Amsori: Pilkada di Tengah Pandemi Covid-19 Berisiko, Tapi Harus Tetap Dilaksanakan

.jpeg)
Jakarta, Inako
Pilkada serentak kali ini berbeda dengan gelaran serupa sebelumnya. Tahun ini Pilkada serentak yang akan digelar di 270 daerah dilakukan di tengah pandemi Covid-19.
Sejak kasus pertama diumumkan pada awal Maret lalu, virus ini terus menular dan menyebar. Angka kasus orang yang terpapar virus ini terus naik. Bahkan, dalam beberapa hari terakhir terjadi kenaikan yang signifikan.
Perjalanan sejarah yang panjang pada akhirnya Indonesia menganut sistem demokrasi secara langsung, dimana rakyat menjadi penentu pada setiap perhelatan pesta demokrasi.
“Insya Allah, 9 Desember 2020 nanti di 9 Provinsi, 224 kabupaten dan 37 kota, Indonesia akan melaksanakan pemilihan kepala daerah (Pilkada) dengan jumlah total 270 daerah secara serentak. Jumlah yang cukup besar jika dibandingkan dengan Pilkada sebelumnya. Kampanye telah dijadwalkan dimulai pada 26 September sampai 5 Desember, dan masa tenang dimulai pada 6-8 Desember,” tegas Amsori, Wakil Ketua LPBH PBNU dan juga Direktur LBH Forum Betawi Rempug (FBR).
.jpeg)
Menurut Amsori, Perppu No 2 Tahun 2020 tentang Pilkada yang telah ditandatangani oleh Presiden Joko Widodo (Jokowi) menjadi landasan hukum, dimana Pilkada saat ini di tengah pandemi covid 19 merupakan yang pertama dalam sejarah dan belum pernah dilakukan oleh pemerintah manapun sebelumnya, yang pada akhirnya KPU sebagai penyelenggara Pilkada harus menjalankan amanat undang-undang tersebut.

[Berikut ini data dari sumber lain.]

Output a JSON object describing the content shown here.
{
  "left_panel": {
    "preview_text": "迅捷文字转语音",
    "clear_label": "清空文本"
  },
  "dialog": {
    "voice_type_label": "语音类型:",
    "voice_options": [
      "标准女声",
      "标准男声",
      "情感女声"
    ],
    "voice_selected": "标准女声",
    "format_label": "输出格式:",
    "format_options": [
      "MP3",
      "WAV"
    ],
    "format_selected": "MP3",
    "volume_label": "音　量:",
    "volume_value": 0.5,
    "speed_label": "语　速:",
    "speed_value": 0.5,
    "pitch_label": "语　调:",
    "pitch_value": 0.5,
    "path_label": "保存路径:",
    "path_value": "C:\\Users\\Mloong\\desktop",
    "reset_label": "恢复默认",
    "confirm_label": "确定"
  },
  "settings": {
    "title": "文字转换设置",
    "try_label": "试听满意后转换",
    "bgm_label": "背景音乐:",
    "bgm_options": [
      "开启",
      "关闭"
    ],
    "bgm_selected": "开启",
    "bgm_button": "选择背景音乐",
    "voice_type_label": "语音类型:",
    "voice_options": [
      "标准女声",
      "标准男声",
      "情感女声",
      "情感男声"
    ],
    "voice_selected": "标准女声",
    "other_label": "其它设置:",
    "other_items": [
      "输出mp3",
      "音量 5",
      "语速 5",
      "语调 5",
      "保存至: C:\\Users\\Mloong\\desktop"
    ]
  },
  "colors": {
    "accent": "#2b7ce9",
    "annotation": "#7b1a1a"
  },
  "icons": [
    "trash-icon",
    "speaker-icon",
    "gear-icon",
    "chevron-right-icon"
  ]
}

Pemerintah, KPU, DPR dan bahkan Maklumat POLRI yang menghimbau agar protokol kesehatan harus dipatuhi dan diikuti oleh semua pihak. Jika jaminan itu tidak ada, sebaiknya pemerintah menunda Pilkada serentak tahun ini. Karena jika tidak, Pilkada dapat menjadi klaster baru penyebaran Covid-19. Namun, penundaan Pilkada juga bukan tanpa risiko dimana belum ada kepastian tentang kapan pandemi akan berakhir.
KPU telah menetapkan Peraturan Komisi Pemilihan Umum No. 13 Tahun 2020 yang merevisi peraturan sebelumnya. Pasal 58 dalam peraturan baru menyatakan para kandidat dalam Pilkada serentak 2020 harus mengutamakan kegiatan kampanye di media sosial dan media daring. Jika kampanye tidak dapat dilakukan melalui media sosial dan media daring, maka dibolehkan pertemuan tatap muka dengan jumlah peserta yang hadir paling banyak 50 orang serta menerapkan protokol kesehatan untuk mencegah penyebaran Covid-19.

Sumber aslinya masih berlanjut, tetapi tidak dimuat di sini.